On AWS, I tested the code with a custom AMI that was extended from ubuntu-trusty-14.04-amd64-server-20160114.5 and had only the steps in the Ubuntu setup section run on it. As for system size, it was tested on t2.micro instances.

Storage setup

I've listed out some helper commands if spinning up and attaching volumes to the AWS instance via the console for scraping and packaging respectively.

Scraping

    sudo mkdir /mnt/storage
    sudo mkfs -t ext4 /dev/xvdf
    sudo mount /dev/xvdf /mnt/storage
    sudo chown ubuntu:ubuntu /mnt/storage

Packaging

    sudo mkdir /mnt/storage2
    sudo mkfs -t ext4 /dev/xvdg
    sudo mount /dev/xvdg /mnt/storage2
    sudo chown ubuntu:ubuntu /mnt/storage2

S3 setup

For uploading to s3, create a ~/.boto config file with the following contents:

    [Credentials]
    aws_access_key_id = YOURACCESSKEY
    aws_secret_access_key = YOURSECRETKEY

Useful commands

Get bucket size in bytes:

    aws s3api list-objects --bucket brendan.callahan.thesis --output json --query "[sum(Contents[].Size), length(Contents[])]"

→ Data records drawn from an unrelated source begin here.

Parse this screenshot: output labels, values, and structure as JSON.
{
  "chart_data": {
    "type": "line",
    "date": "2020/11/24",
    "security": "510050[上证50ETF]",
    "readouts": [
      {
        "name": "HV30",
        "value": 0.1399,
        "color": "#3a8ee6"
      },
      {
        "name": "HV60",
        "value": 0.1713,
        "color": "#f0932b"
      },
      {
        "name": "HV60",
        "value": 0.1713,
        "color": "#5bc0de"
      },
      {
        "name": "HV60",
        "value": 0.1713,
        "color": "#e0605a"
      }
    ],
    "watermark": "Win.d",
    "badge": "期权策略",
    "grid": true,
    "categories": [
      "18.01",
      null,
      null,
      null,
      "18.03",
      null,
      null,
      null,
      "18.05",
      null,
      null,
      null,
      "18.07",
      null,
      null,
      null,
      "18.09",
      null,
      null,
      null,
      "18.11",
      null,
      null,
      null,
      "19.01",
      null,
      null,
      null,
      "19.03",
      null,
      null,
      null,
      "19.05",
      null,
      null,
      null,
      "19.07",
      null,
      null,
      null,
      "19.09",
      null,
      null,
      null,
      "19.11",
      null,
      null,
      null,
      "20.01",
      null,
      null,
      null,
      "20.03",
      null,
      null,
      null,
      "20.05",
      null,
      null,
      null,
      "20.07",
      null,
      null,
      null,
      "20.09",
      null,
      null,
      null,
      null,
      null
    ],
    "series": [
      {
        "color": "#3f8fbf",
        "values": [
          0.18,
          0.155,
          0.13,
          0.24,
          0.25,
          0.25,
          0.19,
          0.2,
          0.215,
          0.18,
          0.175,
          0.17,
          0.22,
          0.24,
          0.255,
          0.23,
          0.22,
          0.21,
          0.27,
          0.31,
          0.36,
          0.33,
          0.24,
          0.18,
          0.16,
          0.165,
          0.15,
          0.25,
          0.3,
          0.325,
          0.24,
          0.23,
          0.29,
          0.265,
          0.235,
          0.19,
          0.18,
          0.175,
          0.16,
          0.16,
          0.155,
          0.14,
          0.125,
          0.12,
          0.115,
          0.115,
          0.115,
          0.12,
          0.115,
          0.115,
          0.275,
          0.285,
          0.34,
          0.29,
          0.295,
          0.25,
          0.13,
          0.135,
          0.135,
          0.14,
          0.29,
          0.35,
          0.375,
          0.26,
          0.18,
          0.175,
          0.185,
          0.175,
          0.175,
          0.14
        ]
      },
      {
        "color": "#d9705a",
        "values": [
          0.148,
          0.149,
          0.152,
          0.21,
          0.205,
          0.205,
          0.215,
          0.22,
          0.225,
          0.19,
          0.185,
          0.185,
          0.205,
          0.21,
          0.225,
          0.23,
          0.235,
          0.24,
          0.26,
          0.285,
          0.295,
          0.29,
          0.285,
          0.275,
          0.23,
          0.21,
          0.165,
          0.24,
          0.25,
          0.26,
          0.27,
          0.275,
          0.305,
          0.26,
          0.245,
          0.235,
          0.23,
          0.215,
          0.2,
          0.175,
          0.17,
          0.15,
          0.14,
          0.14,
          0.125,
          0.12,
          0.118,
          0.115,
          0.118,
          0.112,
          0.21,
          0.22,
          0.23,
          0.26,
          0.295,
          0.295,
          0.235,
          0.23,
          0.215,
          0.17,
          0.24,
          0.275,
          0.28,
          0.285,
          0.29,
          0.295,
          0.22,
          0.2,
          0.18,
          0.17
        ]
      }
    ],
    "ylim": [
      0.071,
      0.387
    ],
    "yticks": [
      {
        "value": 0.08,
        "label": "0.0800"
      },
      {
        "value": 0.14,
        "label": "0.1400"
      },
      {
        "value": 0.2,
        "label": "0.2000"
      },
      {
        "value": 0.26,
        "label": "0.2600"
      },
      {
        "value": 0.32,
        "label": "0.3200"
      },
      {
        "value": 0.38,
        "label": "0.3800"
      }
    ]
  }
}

Get full listing with prefix:

    aws s3api list-objects --bucket brendan.callahan.thesis --prefix 'packages/' --output json

Packaging results

    python create-language-zip.py -l English

Note: this script is hard-coded to use the directories under AWS storage setup, and upload automatically to S3

Extracting existing package

    python extract_language_package -f filename.tar -d destination_dir -l language

Get package report summary details

    python report-package.py -d extracted_package_dir -o output_file.json

Dictionaries

The dictionaries folder includes a set of dictionaries originally generated for the paper: The Language Demographics of Amazon Mechanical Turk which was was written by Ellie Pavlick, Matt Post, Ann Irvine, Dmitry Kachaev, Chris Callision-Burch. TACL 2014.

I made a few minor additions to the set of dictionaries. Any dictionary with one search term/phrase per line will work with scrape-images.py.

Auxiliary data files

google-languages.json

This file was created from the following reference: Google language codes

In PyCharm, I used the following regex to jsonify the copy/pasted page contents. search: hl=([\w-]+)\s+([\p{L}() -]+) replace: "$2":{"hl":"$1", "lr":""},

user_agents.json

I found a list of most commonly used user-agent headers online and manually created a json file with those string values.